NHK大河ドラマ「鎌倉殿の13人」後半で、北条義時(小栗旬)ら鎌倉勢の強敵となるのが、後鳥羽上皇(尾上松也)だ。思えば、この上皇も波乱の人生をたどったといえる。
高倉天皇の第4皇子として生まれ、寿永2(1183)年、平氏が三種の神器を持ち出して安徳天皇とともに都落ちしたため、神器のないまま即位。当初は祖父の後白河法皇(西田敏行)が院政を行い、建久3(1192)年、法皇没後も九条兼家や源通親らに実権を握られた。そこで18歳のときに土御門天皇に譲位して院政を開始。通親の死後、独裁を始めた。多数の荘園からの財力で鳥羽や宇治に離宮を造営、熊野に28回も参詣するなど権威をアピール。歌人としても優れた文武両道の人物だった。
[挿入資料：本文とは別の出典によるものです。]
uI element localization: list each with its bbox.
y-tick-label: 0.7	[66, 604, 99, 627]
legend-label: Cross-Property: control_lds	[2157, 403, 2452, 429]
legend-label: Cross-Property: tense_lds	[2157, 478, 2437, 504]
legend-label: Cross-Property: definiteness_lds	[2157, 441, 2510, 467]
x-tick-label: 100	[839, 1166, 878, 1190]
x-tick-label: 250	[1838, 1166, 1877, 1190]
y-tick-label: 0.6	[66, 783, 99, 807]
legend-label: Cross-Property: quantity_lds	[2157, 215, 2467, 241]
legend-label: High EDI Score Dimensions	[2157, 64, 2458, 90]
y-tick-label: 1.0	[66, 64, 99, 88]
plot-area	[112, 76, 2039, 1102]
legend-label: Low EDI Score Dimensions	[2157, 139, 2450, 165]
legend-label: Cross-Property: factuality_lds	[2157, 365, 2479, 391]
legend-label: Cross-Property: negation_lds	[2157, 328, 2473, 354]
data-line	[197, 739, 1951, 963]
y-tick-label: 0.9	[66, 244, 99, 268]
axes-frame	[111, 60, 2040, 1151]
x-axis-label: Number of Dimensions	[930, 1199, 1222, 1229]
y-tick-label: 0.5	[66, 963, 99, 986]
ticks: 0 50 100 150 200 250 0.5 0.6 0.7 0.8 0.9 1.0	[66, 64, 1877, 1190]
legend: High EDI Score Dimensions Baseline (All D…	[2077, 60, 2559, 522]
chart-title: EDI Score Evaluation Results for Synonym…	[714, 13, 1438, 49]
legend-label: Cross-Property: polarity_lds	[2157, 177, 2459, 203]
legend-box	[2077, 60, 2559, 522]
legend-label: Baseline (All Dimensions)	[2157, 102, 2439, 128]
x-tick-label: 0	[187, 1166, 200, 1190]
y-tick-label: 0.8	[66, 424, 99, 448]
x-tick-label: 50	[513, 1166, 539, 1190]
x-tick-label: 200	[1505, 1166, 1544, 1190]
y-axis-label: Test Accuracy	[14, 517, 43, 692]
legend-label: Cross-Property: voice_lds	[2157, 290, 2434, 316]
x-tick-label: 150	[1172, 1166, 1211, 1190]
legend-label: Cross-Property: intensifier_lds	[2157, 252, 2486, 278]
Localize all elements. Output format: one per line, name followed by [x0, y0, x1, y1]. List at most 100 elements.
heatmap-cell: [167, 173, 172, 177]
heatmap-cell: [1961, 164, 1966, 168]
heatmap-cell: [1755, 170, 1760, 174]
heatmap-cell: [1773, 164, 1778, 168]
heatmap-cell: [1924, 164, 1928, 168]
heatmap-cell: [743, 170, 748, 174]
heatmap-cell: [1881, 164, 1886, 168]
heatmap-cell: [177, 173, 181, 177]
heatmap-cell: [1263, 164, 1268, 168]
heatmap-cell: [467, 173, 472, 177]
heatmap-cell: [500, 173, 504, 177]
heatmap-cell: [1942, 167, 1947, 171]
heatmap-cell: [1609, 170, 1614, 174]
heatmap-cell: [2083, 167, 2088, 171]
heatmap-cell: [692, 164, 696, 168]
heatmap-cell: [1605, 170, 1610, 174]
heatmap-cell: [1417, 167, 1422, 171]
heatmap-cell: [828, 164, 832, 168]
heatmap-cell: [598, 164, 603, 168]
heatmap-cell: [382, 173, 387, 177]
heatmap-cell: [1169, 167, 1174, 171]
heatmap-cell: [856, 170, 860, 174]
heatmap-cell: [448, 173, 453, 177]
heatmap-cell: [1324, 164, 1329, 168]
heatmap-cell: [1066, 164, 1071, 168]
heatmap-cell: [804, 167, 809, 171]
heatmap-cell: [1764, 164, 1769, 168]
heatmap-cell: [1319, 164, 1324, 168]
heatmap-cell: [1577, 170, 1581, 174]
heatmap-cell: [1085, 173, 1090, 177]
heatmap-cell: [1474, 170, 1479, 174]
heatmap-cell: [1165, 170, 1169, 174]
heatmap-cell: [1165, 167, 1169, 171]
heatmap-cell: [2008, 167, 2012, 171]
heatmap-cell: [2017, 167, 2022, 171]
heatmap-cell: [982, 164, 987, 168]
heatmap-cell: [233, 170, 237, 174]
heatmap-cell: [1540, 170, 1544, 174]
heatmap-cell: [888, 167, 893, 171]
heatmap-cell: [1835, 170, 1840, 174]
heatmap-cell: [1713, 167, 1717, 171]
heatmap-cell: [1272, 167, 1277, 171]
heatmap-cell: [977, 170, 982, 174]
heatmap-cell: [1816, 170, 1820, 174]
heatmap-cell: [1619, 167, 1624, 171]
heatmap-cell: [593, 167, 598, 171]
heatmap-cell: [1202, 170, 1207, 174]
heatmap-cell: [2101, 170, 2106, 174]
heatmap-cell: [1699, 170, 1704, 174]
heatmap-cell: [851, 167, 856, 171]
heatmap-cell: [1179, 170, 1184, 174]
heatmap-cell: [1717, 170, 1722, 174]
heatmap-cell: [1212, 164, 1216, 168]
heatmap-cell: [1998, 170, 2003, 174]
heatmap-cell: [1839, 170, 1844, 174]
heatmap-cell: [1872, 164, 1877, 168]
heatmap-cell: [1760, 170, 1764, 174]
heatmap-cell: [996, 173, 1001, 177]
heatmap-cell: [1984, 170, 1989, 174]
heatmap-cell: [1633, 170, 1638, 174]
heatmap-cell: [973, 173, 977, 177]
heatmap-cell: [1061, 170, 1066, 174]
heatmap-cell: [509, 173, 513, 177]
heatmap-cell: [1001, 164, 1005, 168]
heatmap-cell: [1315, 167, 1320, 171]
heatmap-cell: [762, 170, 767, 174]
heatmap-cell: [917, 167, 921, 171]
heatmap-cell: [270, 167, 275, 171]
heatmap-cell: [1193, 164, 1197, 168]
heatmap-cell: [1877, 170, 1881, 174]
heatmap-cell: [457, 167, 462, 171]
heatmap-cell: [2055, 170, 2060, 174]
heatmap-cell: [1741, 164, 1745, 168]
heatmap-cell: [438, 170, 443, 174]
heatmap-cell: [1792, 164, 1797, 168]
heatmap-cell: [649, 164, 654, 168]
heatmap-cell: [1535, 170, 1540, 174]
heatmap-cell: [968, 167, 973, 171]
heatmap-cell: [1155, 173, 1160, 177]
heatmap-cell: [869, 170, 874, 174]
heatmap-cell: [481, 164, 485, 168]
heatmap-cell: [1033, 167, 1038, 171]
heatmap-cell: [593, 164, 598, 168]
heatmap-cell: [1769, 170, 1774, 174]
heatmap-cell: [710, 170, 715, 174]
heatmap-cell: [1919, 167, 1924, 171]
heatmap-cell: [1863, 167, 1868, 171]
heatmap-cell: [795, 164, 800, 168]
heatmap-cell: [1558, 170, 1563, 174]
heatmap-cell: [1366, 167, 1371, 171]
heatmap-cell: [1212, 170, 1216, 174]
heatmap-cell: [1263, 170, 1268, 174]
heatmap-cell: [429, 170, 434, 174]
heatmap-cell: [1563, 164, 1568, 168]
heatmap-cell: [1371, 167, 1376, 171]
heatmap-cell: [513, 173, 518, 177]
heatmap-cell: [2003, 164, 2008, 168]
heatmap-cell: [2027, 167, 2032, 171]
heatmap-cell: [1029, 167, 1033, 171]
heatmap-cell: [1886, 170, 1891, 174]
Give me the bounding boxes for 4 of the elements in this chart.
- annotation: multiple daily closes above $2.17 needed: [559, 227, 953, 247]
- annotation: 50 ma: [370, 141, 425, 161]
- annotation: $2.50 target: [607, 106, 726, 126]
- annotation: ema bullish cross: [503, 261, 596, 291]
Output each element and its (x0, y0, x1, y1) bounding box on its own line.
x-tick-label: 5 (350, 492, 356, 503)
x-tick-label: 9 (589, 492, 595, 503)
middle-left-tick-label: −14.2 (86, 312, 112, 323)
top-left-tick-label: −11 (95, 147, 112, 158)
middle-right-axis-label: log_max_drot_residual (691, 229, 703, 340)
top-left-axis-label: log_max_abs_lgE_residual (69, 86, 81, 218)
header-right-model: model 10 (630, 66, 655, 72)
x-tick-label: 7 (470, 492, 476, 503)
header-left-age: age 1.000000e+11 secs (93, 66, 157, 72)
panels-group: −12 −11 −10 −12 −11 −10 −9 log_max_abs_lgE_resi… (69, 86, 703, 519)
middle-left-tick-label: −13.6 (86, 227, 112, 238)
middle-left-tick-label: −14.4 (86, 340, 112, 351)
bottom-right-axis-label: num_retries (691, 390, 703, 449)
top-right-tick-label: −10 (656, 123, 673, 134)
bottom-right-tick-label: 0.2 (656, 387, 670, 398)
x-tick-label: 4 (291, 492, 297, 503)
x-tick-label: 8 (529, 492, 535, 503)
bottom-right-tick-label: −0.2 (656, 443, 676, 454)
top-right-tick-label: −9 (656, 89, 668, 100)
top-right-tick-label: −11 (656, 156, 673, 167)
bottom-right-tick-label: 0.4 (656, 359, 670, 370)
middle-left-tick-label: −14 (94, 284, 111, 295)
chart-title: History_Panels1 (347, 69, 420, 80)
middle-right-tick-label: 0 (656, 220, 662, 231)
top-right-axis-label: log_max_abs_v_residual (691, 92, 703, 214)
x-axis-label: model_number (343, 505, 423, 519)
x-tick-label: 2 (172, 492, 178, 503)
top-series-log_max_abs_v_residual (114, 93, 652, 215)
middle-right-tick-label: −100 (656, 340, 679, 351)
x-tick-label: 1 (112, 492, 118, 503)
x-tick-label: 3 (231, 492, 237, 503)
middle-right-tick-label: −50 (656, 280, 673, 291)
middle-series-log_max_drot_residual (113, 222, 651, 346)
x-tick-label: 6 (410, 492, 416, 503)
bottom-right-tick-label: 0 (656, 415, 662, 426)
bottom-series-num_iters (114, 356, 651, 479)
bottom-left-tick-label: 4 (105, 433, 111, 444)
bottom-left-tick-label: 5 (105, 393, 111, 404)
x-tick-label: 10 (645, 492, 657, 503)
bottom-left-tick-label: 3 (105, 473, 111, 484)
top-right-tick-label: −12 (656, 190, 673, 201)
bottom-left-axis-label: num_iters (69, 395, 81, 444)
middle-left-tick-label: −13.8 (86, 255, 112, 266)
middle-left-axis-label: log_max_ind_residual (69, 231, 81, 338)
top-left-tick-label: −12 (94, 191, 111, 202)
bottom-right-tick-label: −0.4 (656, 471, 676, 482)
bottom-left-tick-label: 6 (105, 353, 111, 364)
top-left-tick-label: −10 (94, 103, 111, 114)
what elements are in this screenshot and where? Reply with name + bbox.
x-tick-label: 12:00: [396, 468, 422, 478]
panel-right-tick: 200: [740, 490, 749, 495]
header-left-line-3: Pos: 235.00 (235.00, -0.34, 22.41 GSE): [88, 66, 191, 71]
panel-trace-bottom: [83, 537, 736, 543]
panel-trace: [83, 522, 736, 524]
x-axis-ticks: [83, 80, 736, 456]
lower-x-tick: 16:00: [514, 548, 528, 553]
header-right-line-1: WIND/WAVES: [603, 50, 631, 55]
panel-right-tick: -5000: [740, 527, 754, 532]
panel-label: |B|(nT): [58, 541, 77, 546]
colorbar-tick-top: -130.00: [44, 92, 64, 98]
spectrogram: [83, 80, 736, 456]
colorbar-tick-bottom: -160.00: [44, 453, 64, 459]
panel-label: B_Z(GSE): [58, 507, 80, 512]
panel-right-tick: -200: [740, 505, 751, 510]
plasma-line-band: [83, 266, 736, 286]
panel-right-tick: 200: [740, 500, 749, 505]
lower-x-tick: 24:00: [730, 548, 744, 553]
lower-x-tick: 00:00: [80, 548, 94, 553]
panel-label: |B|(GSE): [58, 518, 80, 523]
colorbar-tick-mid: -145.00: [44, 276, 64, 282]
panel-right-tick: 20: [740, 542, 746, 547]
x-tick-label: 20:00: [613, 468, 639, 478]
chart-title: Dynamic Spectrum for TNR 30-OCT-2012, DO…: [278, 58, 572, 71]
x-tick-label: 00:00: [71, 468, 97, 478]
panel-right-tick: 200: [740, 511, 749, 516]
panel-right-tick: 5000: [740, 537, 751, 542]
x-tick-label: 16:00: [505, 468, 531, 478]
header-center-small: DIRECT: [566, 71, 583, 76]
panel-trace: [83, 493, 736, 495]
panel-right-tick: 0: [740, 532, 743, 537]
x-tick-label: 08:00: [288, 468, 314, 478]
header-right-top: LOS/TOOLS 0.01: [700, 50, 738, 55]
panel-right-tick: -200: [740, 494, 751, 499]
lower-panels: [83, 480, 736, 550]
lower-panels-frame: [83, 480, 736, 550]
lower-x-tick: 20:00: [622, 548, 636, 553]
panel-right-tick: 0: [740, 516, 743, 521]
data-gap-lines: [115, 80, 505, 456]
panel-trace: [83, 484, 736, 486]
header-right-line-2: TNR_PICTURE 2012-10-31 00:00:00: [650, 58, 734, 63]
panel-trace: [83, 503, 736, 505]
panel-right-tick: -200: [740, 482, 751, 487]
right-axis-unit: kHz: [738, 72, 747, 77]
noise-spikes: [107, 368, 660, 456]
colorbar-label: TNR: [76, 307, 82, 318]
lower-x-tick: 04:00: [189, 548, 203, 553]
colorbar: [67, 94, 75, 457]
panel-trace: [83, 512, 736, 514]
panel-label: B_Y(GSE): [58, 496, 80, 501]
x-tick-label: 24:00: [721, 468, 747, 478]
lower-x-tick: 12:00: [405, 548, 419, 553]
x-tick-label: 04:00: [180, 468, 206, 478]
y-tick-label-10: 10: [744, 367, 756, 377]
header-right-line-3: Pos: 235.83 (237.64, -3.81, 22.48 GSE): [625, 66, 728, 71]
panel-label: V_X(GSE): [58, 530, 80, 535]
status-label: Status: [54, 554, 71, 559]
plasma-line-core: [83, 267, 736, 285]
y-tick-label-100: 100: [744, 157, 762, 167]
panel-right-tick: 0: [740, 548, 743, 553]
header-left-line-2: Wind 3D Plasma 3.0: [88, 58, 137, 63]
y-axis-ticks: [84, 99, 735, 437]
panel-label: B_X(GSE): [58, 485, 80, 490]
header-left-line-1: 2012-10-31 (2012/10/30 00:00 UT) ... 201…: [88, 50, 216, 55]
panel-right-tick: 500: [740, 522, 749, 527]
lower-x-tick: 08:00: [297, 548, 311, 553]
3代将軍の源実朝(柿澤勇人)は和歌に傾倒。妻も後鳥羽上皇に縁のある娘で、上皇はじわじわと鎌倉に影響力を及ぼす。この辺りはさすが「日本一の大天狗」といわれた策謀家、後白河法皇の孫という感じだが、実朝は跡取りのないままに鶴岡八幡宮で暗殺されてしまう。
その後、かねての約束通り、皇子を将軍に迎えたいと鎌倉から要請されると、上皇は拒否。承久3(1221)年、ついに幕府打倒を目指して挙兵する。